D. E. Shaw Research, New York, New York 10036, USA.
J Am Chem Soc. 2011 Jun 22;133(24):9181-3. doi: 10.1021/ja202726y. Epub 2011 May 13.
Although the thermodynamic principles that control the binding of drug molecules to their protein targets are well understood, detailed experimental characterization of the process by which such binding occurs has proven challenging. We conducted relatively long, unguided molecular dynamics simulations in which a ligand (the cancer drug dasatinib or the kinase inhibitor PP1) was initially placed at a random location within a box that also contained a protein (Src kinase) to which that ligand was known to bind. In several of these simulations, the ligand correctly identified its target binding site, forming a complex virtually identical to the crystallographically determined bound structure. The simulated trajectories provide a continuous, atomic-level view of the entire binding process, revealing persistent and noteworthy intermediate conformations and shedding light on the role of water molecules. The technique we employed, which does not assume any prior knowledge of the binding site's location, may prove particularly useful in the development of allosteric inhibitors that target previously undiscovered binding sites.

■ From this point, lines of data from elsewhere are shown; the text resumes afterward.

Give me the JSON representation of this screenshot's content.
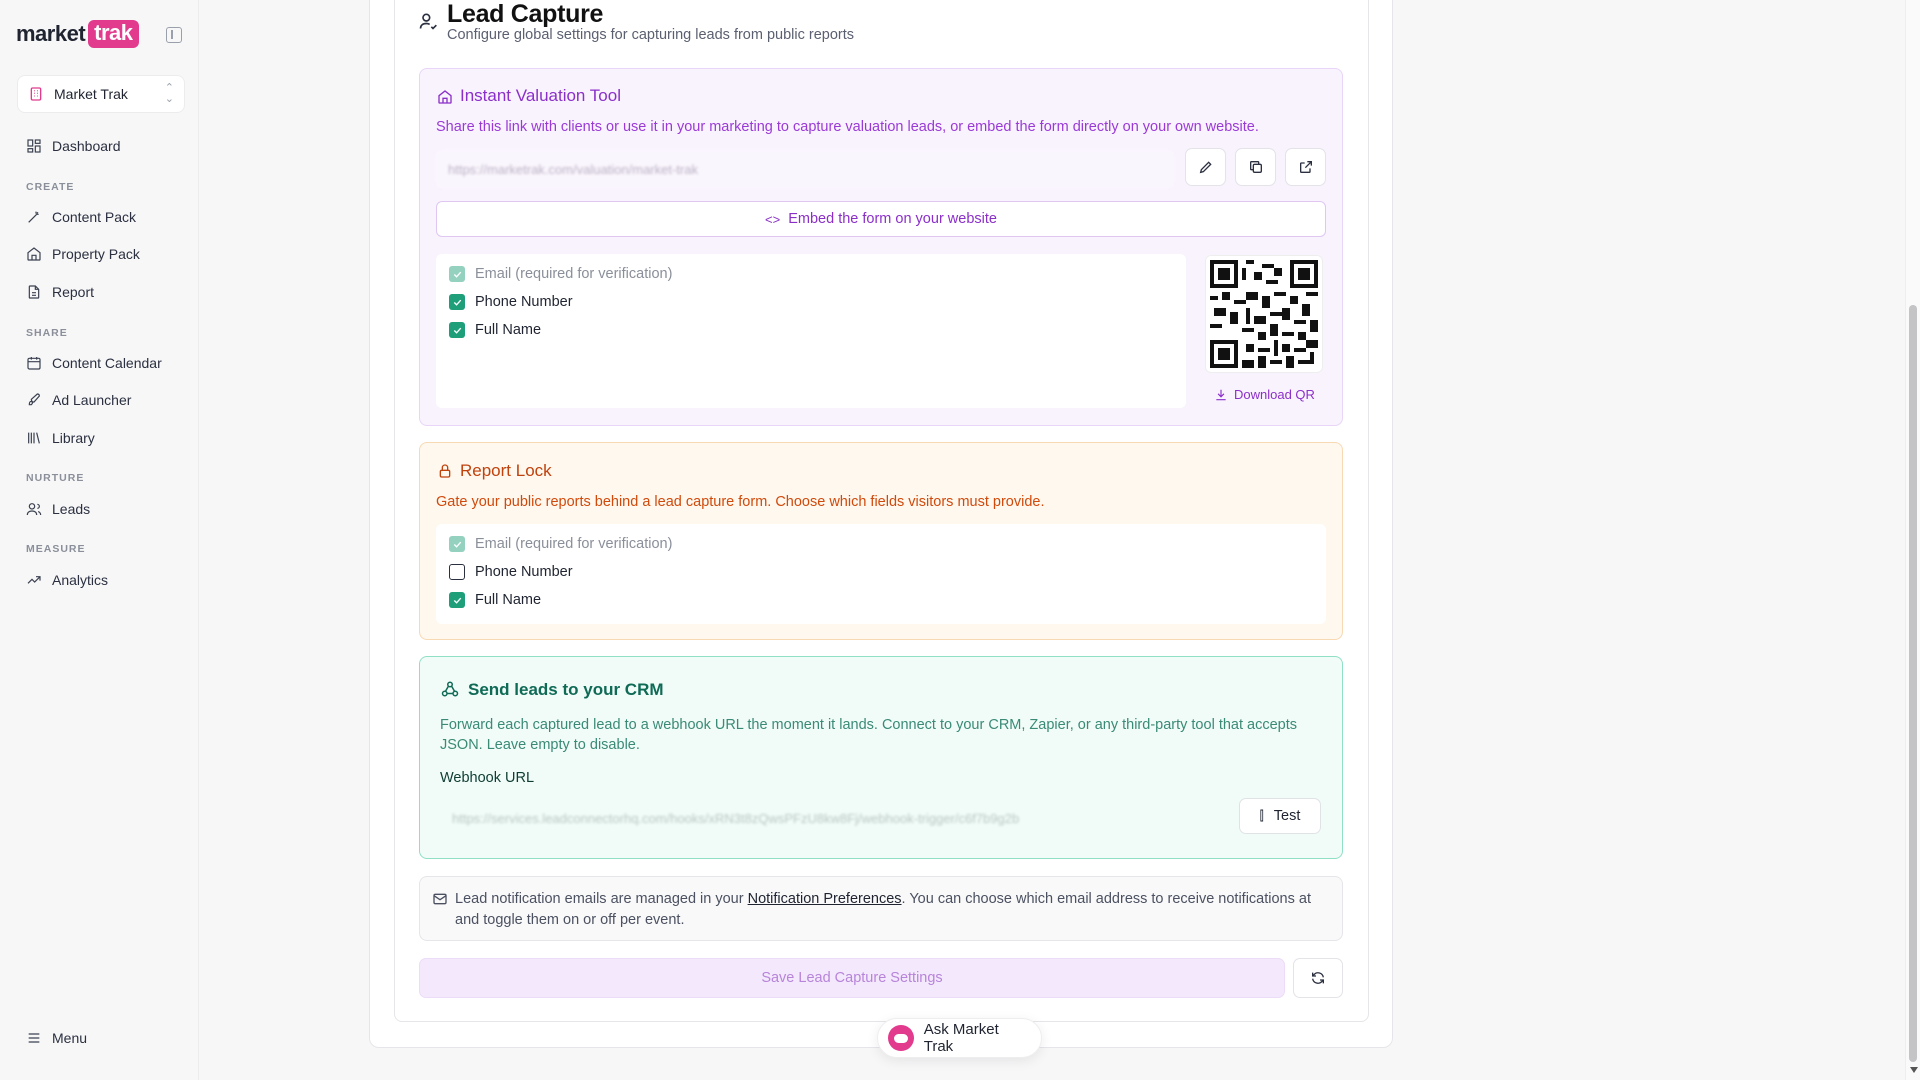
{
  "app": {
    "logo_word": "market",
    "logo_pill": "trak",
    "org_name": "Market Trak"
  },
  "sidebar": {
    "dashboard": "Dashboard",
    "sections": {
      "create": "CREATE",
      "share": "SHARE",
      "nurture": "NURTURE",
      "measure": "MEASURE"
    },
    "items": {
      "content_pack": "Content Pack",
      "property_pack": "Property Pack",
      "report": "Report",
      "content_calendar": "Content Calendar",
      "ad_launcher": "Ad Launcher",
      "library": "Library",
      "leads": "Leads",
      "analytics": "Analytics"
    },
    "menu": "Menu"
  },
  "header": {
    "title": "Lead Capture",
    "subtitle": "Configure global settings for capturing leads from public reports"
  },
  "ivt": {
    "title": "Instant Valuation Tool",
    "description": "Share this link with clients or use it in your marketing to capture valuation leads, or embed the form directly on your own website.",
    "url": "https://marketrak.com/valuation/market-trak",
    "embed_label": "Embed the form on your website",
    "fields": [
      {
        "label": "Email (required for verification)",
        "checked": true,
        "disabled": true
      },
      {
        "label": "Phone Number",
        "checked": true,
        "disabled": false
      },
      {
        "label": "Full Name",
        "checked": true,
        "disabled": false
      }
    ],
    "download_qr": "Download QR"
  },
  "report_lock": {
    "title": "Report Lock",
    "description": "Gate your public reports behind a lead capture form. Choose which fields visitors must provide.",
    "fields": [
      {
        "label": "Email (required for verification)",
        "checked": true,
        "disabled": true
      },
      {
        "label": "Phone Number",
        "checked": false,
        "disabled": false
      },
      {
        "label": "Full Name",
        "checked": true,
        "disabled": false
      }
    ]
  },
  "crm": {
    "title": "Send leads to your CRM",
    "description": "Forward each captured lead to a webhook URL the moment it lands. Connect to your CRM, Zapier, or any third-party tool that accepts JSON. Leave empty to disable.",
    "webhook_label": "Webhook URL",
    "webhook_value": "https://services.leadconnectorhq.com/hooks/xRN3t8zQwsPFzU8kw8Fj/webhook-trigger/c6f7b9g2b",
    "test_label": "Test"
  },
  "notification": {
    "text_before": "Lead notification emails are managed in your ",
    "link": "Notification Preferences",
    "text_after": ". You can choose which email address to receive notifications at and toggle them on or off per event."
  },
  "save_label": "Save Lead Capture Settings",
  "ask_label": "Ask Market Trak",
  "colors": {
    "accent": "#8b2fc9",
    "brand": "#e23a8c",
    "check": "#1f9e7a",
    "orange": "#d04a0c",
    "teal": "#0f6a56"
  }
}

尽管控制药物分子与其蛋白质靶标结合的热力学原理已经得到很好的理解,但详细的实验表征证明,药物分子与蛋白质靶标结合的过程极具挑战性。我们进行了相对较长的、无引导的分子动力学模拟,在这些模拟中,最初将配体(癌症药物达沙替尼或激酶抑制剂 PP1)放置在一个盒子内的随机位置,该盒子内还包含一个已知与该配体结合的蛋白质(Src 激酶)。在这些模拟中的几个中,配体正确地识别出了其靶标结合位点,形成了一个几乎与晶体确定的结合结构完全相同的复合物。模拟轨迹提供了整个结合过程的连续、原子级视图,揭示了持久且值得注意的中间构象,并阐明了水分子的作用。我们所采用的技术不假设对结合位点位置的任何先验知识,这可能在开发靶向以前未发现的结合位点的变构抑制剂方面特别有用。